Sunday, September 02, 2007

THE RIGHT THING: PAYING UP EVEN WHEN I DIDN'T HAVE TO

Last week, I faced the choice of whether to take advantage of someone's trust in my decision to treat him fairly even when I didn't have to.

It was Wednesday and it started out as most Wednesdays do. I woke up early, made coffee, and then ventured outside to retrieve the morning newspapers. After reading the newspapers and ingesting enough coffee to get me through the morning, I went to my office, turned on my computer, and clicked on the icon to check my e-mail. That's when my morning gave way to two days of abject frustration.

Instead of my e-mail launching, I received the message that it could not be started because my MSOE.dll couldn't be loaded. I was clueless about MSOE.dll's, but I knew I couldn't access any e-mail stored on my computer. The trouble is that most of the e-mail I need to do my work is stored on my computer.

I rebooted to see if it was a momentary lapse of a finicky computer. No luck. I searched official support bulletin boards for solutions. Nothing. I spent a few dollars on utility software programs that promised fixes. Nothing eased my pain.

Then on the morning of MSOE.dll Death Watch Day Two, through a purely serendipitous search, I came across a program written by a guy based somewhere in Europe that claimed to address the exact error message flashing on my screen. To download his program I had to pay first. But he let buyers set the price.

"I trust people," he wrote on his website. "Ask yourself how much time this utility has saved you.... I trust it's really easy for you to decide the amount!"

I had been agonizingly trying to find a way into my e-mail for two days and was dubious about this guy's product. I'd already laid out enough cash and time for other products that failed. Why would this product do any better? I paid $1 and would decide later if I would fork over any more.

I downloaded and ran the software. No fireworks, bells, or sirens followed. But when I clicked on my e-mail icon, it launched for the first time in two days. Just as the programmer had promised, it was repaired.
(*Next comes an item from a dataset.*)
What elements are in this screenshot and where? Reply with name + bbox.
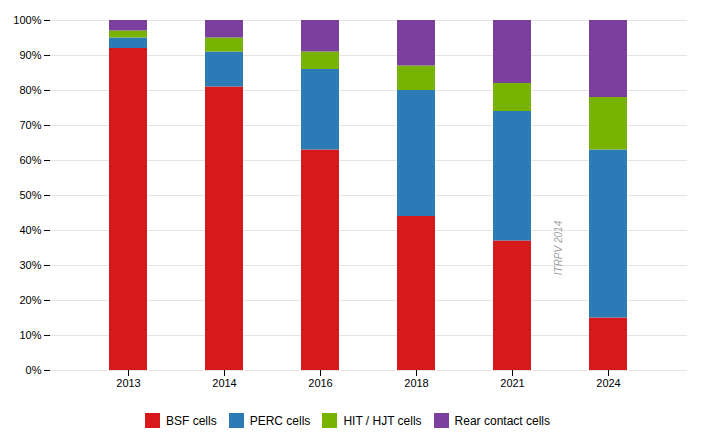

My decision now was whether to pay him more than the $1 I'd already paid. If I didn't, it wasn't as if he was going to be coming after me for more cash. He didn't know me. I didn't know him.

But I did know that his software solved the problem I had been struggling with for two days. I knew he placed his trust in his customers to pay him what they believed his software to be worth. If it hadn't worked, I wouldn't have added anything to what I'd paid. But since it worked, I added $19 to the amount I'd already paid, bringing the total to the retail price a distributor he sometimes used charged for the product. I didn't have to, but it was the right thing to do.

c.2007 The New York Times Syndicate (Distributed by The New York Times Syndicate)

NOTE: The software I mention in the column is called "OUTLOOK EXPRESS MAIL SALVATION/MIGRATION." You can find it at the www.softlakecity.com or Microsoft Outlook Express Repair Utility.


1 comment:

Anonymous said...

I think your assesment of price by comparison with similar products of similar function is valid. Years ago, I took a course in "Value Analysis" and the first question asked, was, "What is the "value" of a 5 cent bolt that holds two halves of a million dollar vehicle together?" The answer is 5¢, because it's the value for the function the bolt performs in providing tension between two points. The cost resulting from failure cannot be logically ascribed to the bolt because that factor is irrelevant to the specifications of the bolt. If the tension force for a 5¢ bolt is insufficient, use a 10¢ bolt!
Your procedure with the software was equivalent to purchasing a $20 product with a $19 money-back guarantee - but without the risk of not getting the return. This "value" has nothing to do with the benefit of the product to you. A man may pay a million dollars for a glass of water if he's dying of thirst, but that "situational worth" doesn't mean the "value" of a glass of water is $1M.